MAHASISWA KKN-PPM DESA PURWOASRI LAKUKAN SOSIALISASI PENGUATAN PAC IPNU-IPPNU TEGALDLIMO
BANYUWANGI – Kelompok Kuliah Kerja Nyata (KKN) 11 Purwoasri mengadakan kegiatan sosialisasi bertajuk “Penguatan Peran dan Kepemimpinan PAC IPNU-IPPNU” yang berlangsung pada malam Sabtu, 24 Juli 2025, bertempat di Balai Desa Purwoasri. Kegiatan ini merupakan salah satu bentuk kontribusi mahasiswa KKN dalam mendukung pengembangan sumber daya manusia, khususnya kader muda Nahdlatul Ulama di lingkungan desa.
Sosialisasi ini diinisiasi oleh mahasiswa Program Studi Pendidikan Agama Islam (PAI) yang tergabung dalam KKN-PPM 11 Purwoasri sebagai bagian dari proyek kerja bidang keagamaan dan kepemudaan. Tujuan utama dari kegiatan ini adalah untuk memperkuat struktur organisasi, memperdalam pemahaman kader terhadap peran dan tanggung jawabnya, serta meningkatkan militansi anggota IPNU dan IPPNU di tingkat Pimpinan Anak Cabang (PAC).
Acara ini menghadirkan narasumber utama, yakni Gus Ma’ruf, seorang tokoh muda Nahdlatul Ulama yang dikenal aktif dalam pembinaan kader dan pengembangan organisasi kepemudaan Islam. Dalam penyampaiannya, Gus Ma’ruf menekankan pentingnya peran strategis IPNU-IPPNU dalam membangun karakter generasi muda yang religius, berilmu, dan berdaya saing. Ia juga mengajak seluruh anggota untuk lebih aktif dalam kegiatan organisasi serta membangun komunikasi yang solid antara pengurus dan anggota.
“Kader IPNU-IPPNU harus menjadi pelopor kebaikan di masyarakat, bukan hanya aktif dalam kegiatan seremonial, tetapi juga mampu memberikan kontribusi nyata dalam kehidupan sosial dan keagamaan,” ujar Gus Imam di hadapan para peserta.
Kegiatan ini diikuti oleh seluruh anggota IPNU dan IPPNU Desa Purwoasri yang tampak antusias mengikuti jalannya sosialisasi hingga selesai. Mereka menyambut baik materi yang disampaikan serta aktif dalam sesi tanya jawab dan diskusi.

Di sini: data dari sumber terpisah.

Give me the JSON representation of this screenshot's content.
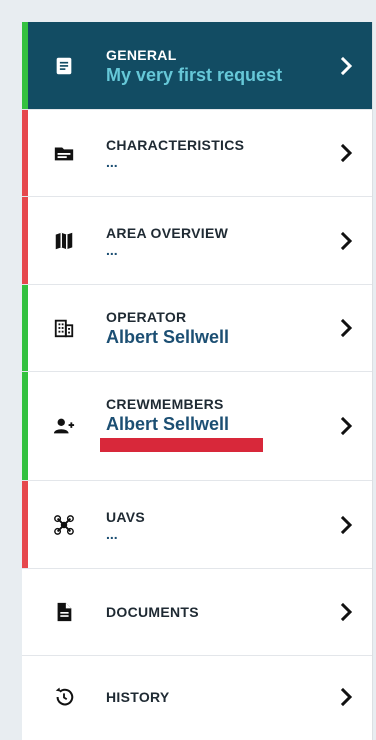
{
  "colors": {
    "status_ok": "#33c13f",
    "status_error": "#e6474d",
    "active_background": "#124c63",
    "value_text": "#1c4f73",
    "active_value_text": "#66c8d8",
    "highlight": "#d8283a"
  },
  "sidebar": {
    "items": [
      {
        "title": "GENERAL",
        "value": "My very first request",
        "icon": "document-icon",
        "status": "ok",
        "active": true
      },
      {
        "title": "CHARACTERISTICS",
        "value": "...",
        "icon": "card-icon",
        "status": "error"
      },
      {
        "title": "AREA OVERVIEW",
        "value": "...",
        "icon": "map-icon",
        "status": "error"
      },
      {
        "title": "OPERATOR",
        "value": "Albert Sellwell",
        "icon": "building-icon",
        "status": "ok"
      },
      {
        "title": "CREWMEMBERS",
        "value": "Albert Sellwell",
        "icon": "add-person-icon",
        "status": "ok"
      },
      {
        "title": "UAVS",
        "value": "...",
        "icon": "drone-icon",
        "status": "error"
      },
      {
        "title": "DOCUMENTS",
        "icon": "file-icon",
        "status": "none"
      },
      {
        "title": "HISTORY",
        "icon": "history-icon",
        "status": "none"
      }
    ]
  }
}
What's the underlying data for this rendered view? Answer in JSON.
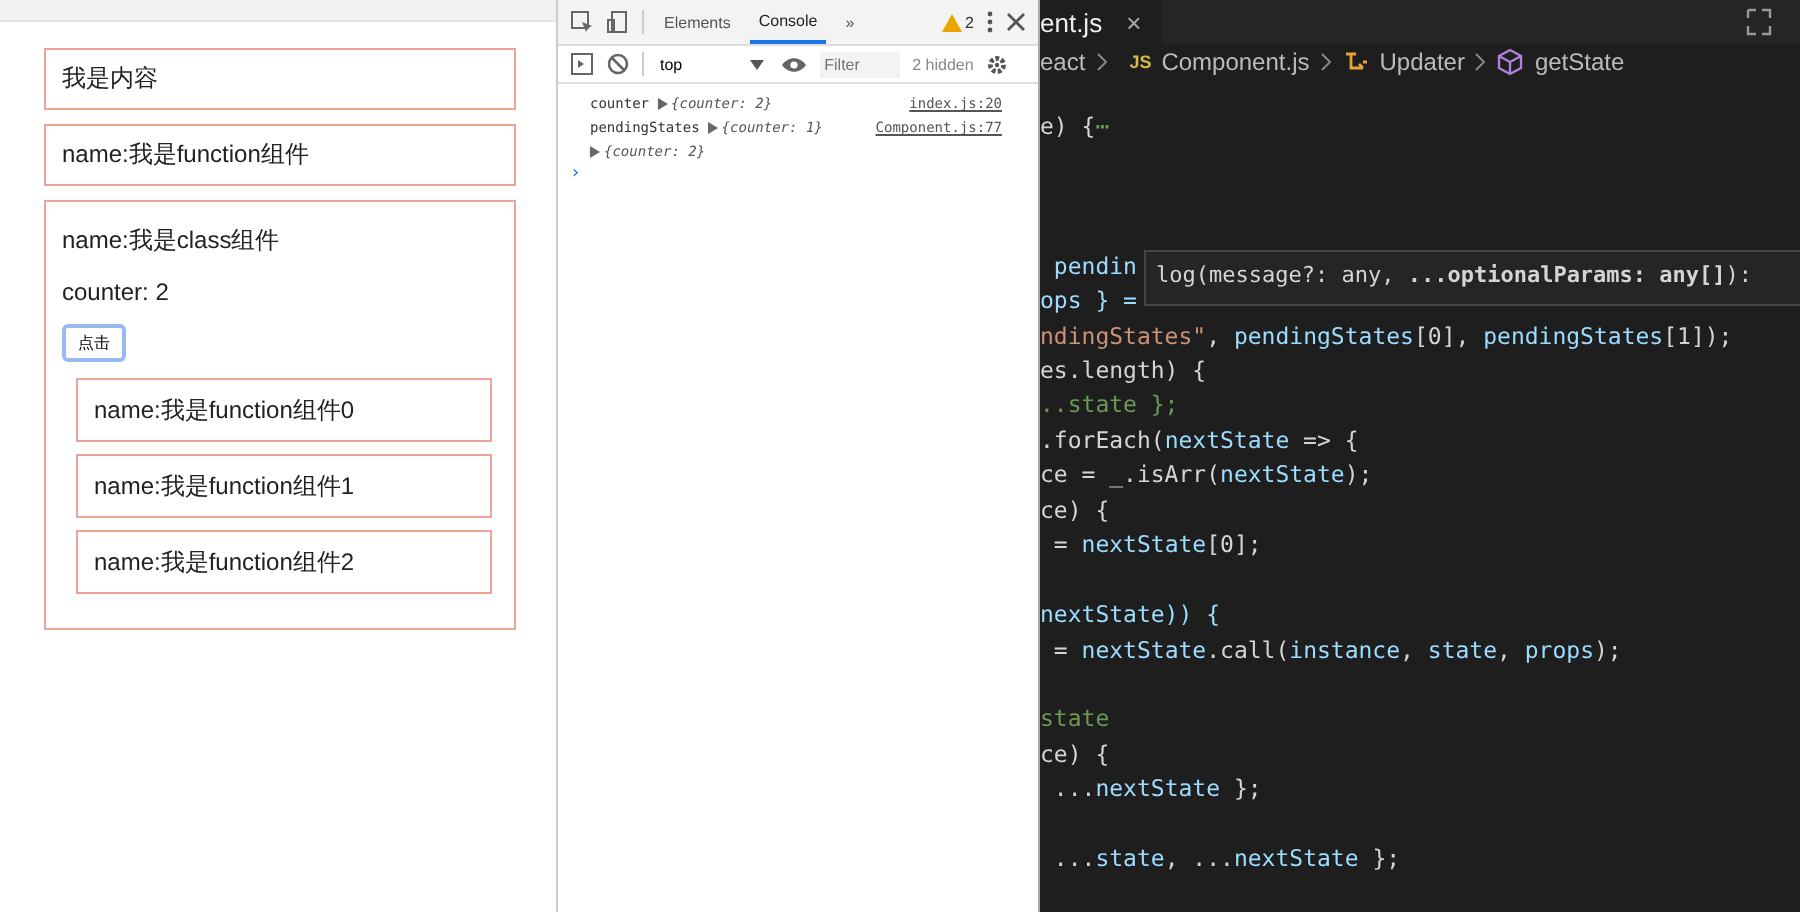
{
  "page": {
    "boxes": [
      {
        "text": "我是内容"
      },
      {
        "text": "name:我是function组件"
      }
    ],
    "class_box": {
      "name": "name:我是class组件",
      "counter": "counter: 2",
      "button": "点击",
      "children": [
        {
          "text": "name:我是function组件0"
        },
        {
          "text": "name:我是function组件1"
        },
        {
          "text": "name:我是function组件2"
        }
      ]
    }
  },
  "devtools": {
    "tabs": [
      {
        "label": "Elements",
        "selected": false
      },
      {
        "label": "Console",
        "selected": true
      }
    ],
    "more": "»",
    "warnings": "2",
    "context": "top",
    "filter": {
      "placeholder": "Filter"
    },
    "hidden": "2 hidden",
    "messages": [
      {
        "label": "counter",
        "object": "{counter: 2}",
        "source": "index.js:20"
      },
      {
        "label": "pendingStates",
        "object": "{counter: 1}",
        "source": "Component.js:77"
      },
      {
        "object": "{counter: 2}"
      }
    ],
    "prompt": "›"
  },
  "editor": {
    "tab": {
      "label": "ent.js",
      "close": "×"
    },
    "breadcrumb": [
      {
        "text": "eact",
        "kind": "folder"
      },
      {
        "text": "Component.js",
        "kind": "file"
      },
      {
        "text": "Updater",
        "kind": "class"
      },
      {
        "text": "getState",
        "kind": "method"
      }
    ],
    "file_badge": "JS",
    "folded_line": [
      {
        "text": "e) {",
        "kind": "plain"
      },
      {
        "text": "⋯",
        "kind": "comment"
      }
    ],
    "blocks": [
      [
        [
          {
            "text": " pendin",
            "kind": "name"
          }
        ],
        [
          {
            "text": "ops } =",
            "kind": "name"
          }
        ],
        [
          {
            "text": "ndingStates\"",
            "kind": "string"
          },
          {
            "text": ", ",
            "kind": "plain"
          },
          {
            "text": "pendingStates",
            "kind": "name"
          },
          {
            "text": "[0], ",
            "kind": "plain"
          },
          {
            "text": "pendingStates",
            "kind": "name"
          },
          {
            "text": "[1]);",
            "kind": "plain"
          }
        ],
        [
          {
            "text": "es.length) {",
            "kind": "plain"
          }
        ],
        [
          {
            "text": "..state };",
            "kind": "comment"
          }
        ],
        [
          {
            "text": ".forEach(",
            "kind": "plain"
          },
          {
            "text": "nextState",
            "kind": "name"
          },
          {
            "text": " => {",
            "kind": "plain"
          }
        ],
        [
          {
            "text": "ce = _.isArr(",
            "kind": "plain"
          },
          {
            "text": "nextState",
            "kind": "name"
          },
          {
            "text": ");",
            "kind": "plain"
          }
        ],
        [
          {
            "text": "ce) {",
            "kind": "plain"
          }
        ],
        [
          {
            "text": " = ",
            "kind": "plain"
          },
          {
            "text": "nextState",
            "kind": "name"
          },
          {
            "text": "[0];",
            "kind": "plain"
          }
        ]
      ],
      [
        [
          {
            "text": "nextState)) {",
            "kind": "name"
          }
        ],
        [
          {
            "text": " = ",
            "kind": "plain"
          },
          {
            "text": "nextState",
            "kind": "name"
          },
          {
            "text": ".call(",
            "kind": "plain"
          },
          {
            "text": "instance",
            "kind": "name"
          },
          {
            "text": ", ",
            "kind": "plain"
          },
          {
            "text": "state",
            "kind": "name"
          },
          {
            "text": ", ",
            "kind": "plain"
          },
          {
            "text": "props",
            "kind": "name"
          },
          {
            "text": ");",
            "kind": "plain"
          }
        ]
      ],
      [
        [
          {
            "text": "state",
            "kind": "comment"
          }
        ],
        [
          {
            "text": "ce) {",
            "kind": "plain"
          }
        ],
        [
          {
            "text": " ...",
            "kind": "plain"
          },
          {
            "text": "nextState",
            "kind": "name"
          },
          {
            "text": " };",
            "kind": "plain"
          }
        ]
      ],
      [
        [
          {
            "text": " ...",
            "kind": "plain"
          },
          {
            "text": "state",
            "kind": "name"
          },
          {
            "text": ", ...",
            "kind": "plain"
          },
          {
            "text": "nextState",
            "kind": "name"
          },
          {
            "text": " };",
            "kind": "plain"
          }
        ]
      ]
    ],
    "tooltip": "log(message?: any, **...optionalParams: any[]**):"
  }
}
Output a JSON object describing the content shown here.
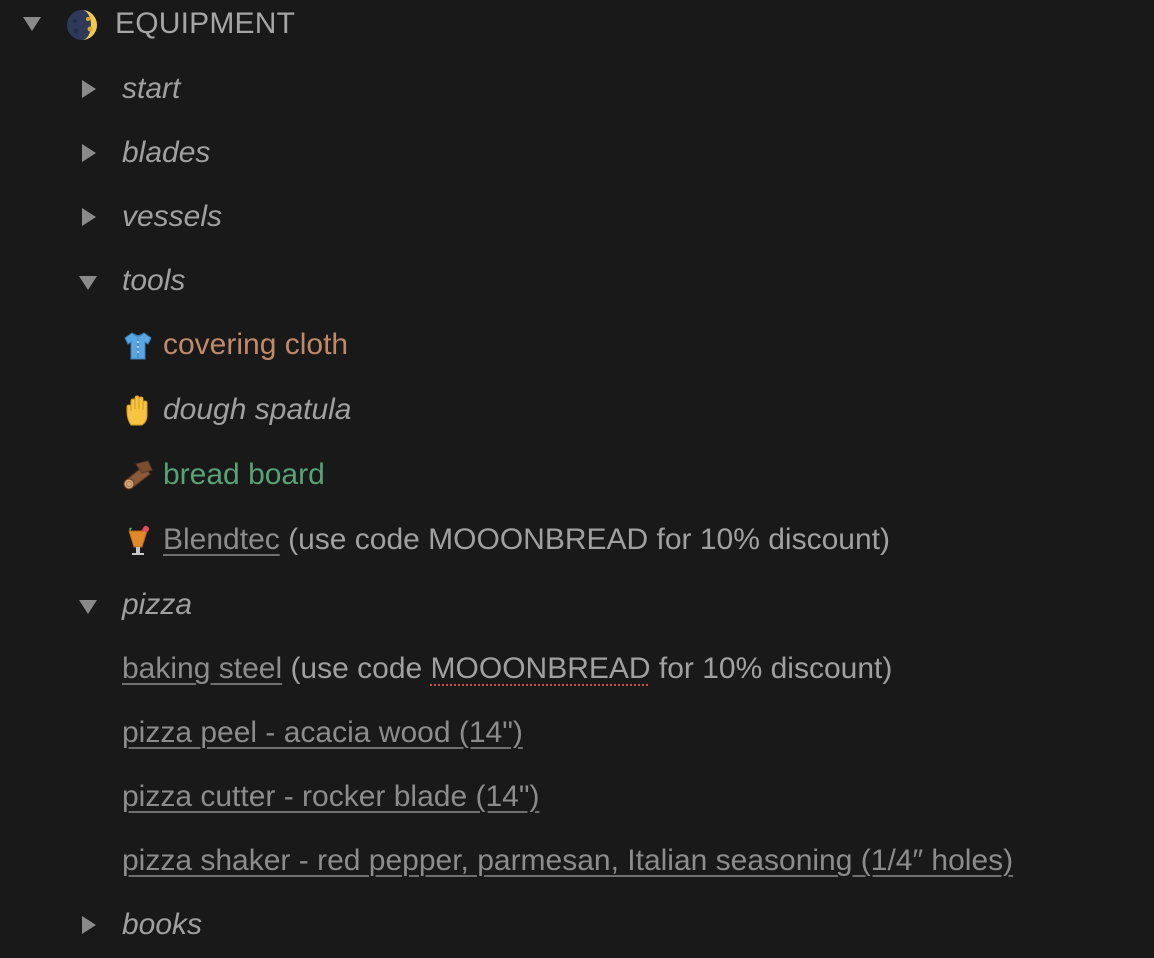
{
  "header": {
    "title": "EQUIPMENT",
    "icon": "moon-icon"
  },
  "sections": {
    "start": "start",
    "blades": "blades",
    "vessels": "vessels",
    "tools": "tools",
    "pizza": "pizza",
    "books": "books"
  },
  "tools": {
    "covering_cloth": "covering cloth",
    "dough_spatula": "dough spatula",
    "bread_board": "bread board",
    "blendtec_link": "Blendtec",
    "blendtec_note": " (use code MOOONBREAD for 10% discount)"
  },
  "pizza": {
    "baking_steel_link": "baking steel",
    "baking_steel_note_a": " (use code ",
    "baking_steel_code": "MOOONBREAD",
    "baking_steel_note_b": " for 10% discount)",
    "peel": "pizza peel - acacia wood (14\")",
    "cutter": "pizza cutter - rocker blade (14\")",
    "shaker": "pizza shaker - red pepper, parmesan, Italian seasoning (1/4″ holes)"
  },
  "colors": {
    "background": "#191919",
    "text": "#a0a0a0",
    "orange": "#c0896a",
    "green": "#58a275",
    "link": "#8c8c8c"
  }
}
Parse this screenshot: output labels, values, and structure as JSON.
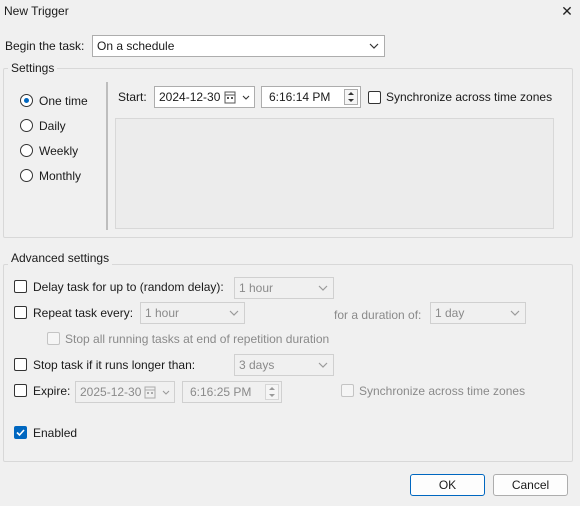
{
  "window": {
    "title": "New Trigger",
    "close_glyph": "✕"
  },
  "begin": {
    "label": "Begin the task:",
    "value": "On a schedule"
  },
  "settings": {
    "title": "Settings",
    "options": [
      "One time",
      "Daily",
      "Weekly",
      "Monthly"
    ],
    "selected": "One time",
    "start_label": "Start:",
    "start_date": "2024-12-30",
    "start_time": "6:16:14 PM",
    "sync_label": "Synchronize across time zones",
    "sync_checked": false
  },
  "advanced": {
    "title": "Advanced settings",
    "delay_label": "Delay task for up to (random delay):",
    "delay_value": "1 hour",
    "repeat_label": "Repeat task every:",
    "repeat_value": "1 hour",
    "duration_label": "for a duration of:",
    "duration_value": "1 day",
    "stop_all_label": "Stop all running tasks at end of repetition duration",
    "stop_longer_label": "Stop task if it runs longer than:",
    "stop_longer_value": "3 days",
    "expire_label": "Expire:",
    "expire_date": "2025-12-30",
    "expire_time": "6:16:25 PM",
    "expire_sync_label": "Synchronize across time zones",
    "enabled_label": "Enabled",
    "enabled_checked": true
  },
  "buttons": {
    "ok": "OK",
    "cancel": "Cancel"
  },
  "colors": {
    "accent": "#0067c0",
    "background": "#f0f0f0"
  }
}
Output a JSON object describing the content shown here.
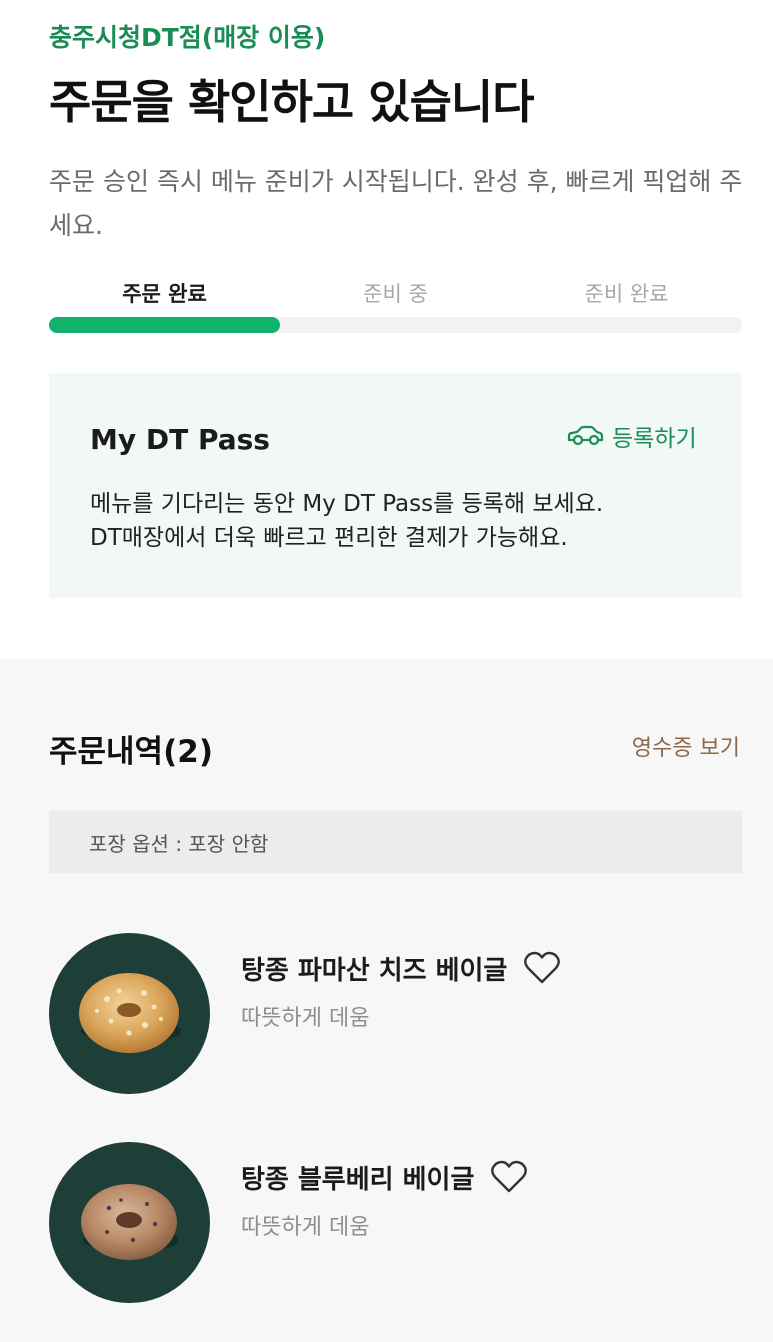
{
  "header": {
    "store_name": "충주시청DT점(매장 이용)",
    "title": "주문을 확인하고 있습니다",
    "description": "주문 승인 즉시 메뉴 준비가 시작됩니다. 완성 후, 빠르게 픽업해 주세요."
  },
  "progress": {
    "steps": [
      "주문 완료",
      "준비 중",
      "준비 완료"
    ],
    "current_step": 1,
    "fill_fraction": 0.333,
    "fill_color": "#11b36b"
  },
  "dt_pass": {
    "title": "My DT Pass",
    "register_label": "등록하기",
    "register_icon": "car-icon",
    "line1": "메뉴를 기다리는 동안 My DT Pass를 등록해 보세요.",
    "line2": "DT매장에서 더욱 빠르고 편리한 결제가 가능해요."
  },
  "orders": {
    "title": "주문내역(2)",
    "receipt_label": "영수증 보기",
    "pack_option": "포장 옵션 : 포장 안함",
    "items": [
      {
        "name": "탕종 파마산 치즈 베이글",
        "option": "따뜻하게 데움",
        "image": "parmesan-bagel-image",
        "icon": "heart-icon"
      },
      {
        "name": "탕종 블루베리 베이글",
        "option": "따뜻하게 데움",
        "image": "blueberry-bagel-image",
        "icon": "heart-icon"
      }
    ]
  },
  "colors": {
    "accent_green": "#1a8d57",
    "progress_green": "#11b36b",
    "thumb_background": "#1d3f38",
    "receipt_brown": "#8a6a4a"
  }
}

Ketua panitia kegiatan, salah satu mahasiswa KKN Prodi PAI, menyampaikan harapannya agar kegiatan ini tidak berhenti pada tataran seremonial semata, namun mampu menjadi titik tolak penguatan kelembagaan IPNU-IPPNU di desa. Ia juga berharap adanya tindak lanjut berupa pelatihan atau pembinaan rutin yang melibatkan tokoh-tokoh lokal dan organisasi keagamaan lainnya.
Melalui kegiatan ini, mahasiswa KKN-PPM 11 Purwoasri berharap dapat meninggalkan jejak yang bermanfaat dan berdampak nyata bagi kemajuan organisasi kepemudaan Islam serta membangun sinergi antara dunia akademik dan masyarakat.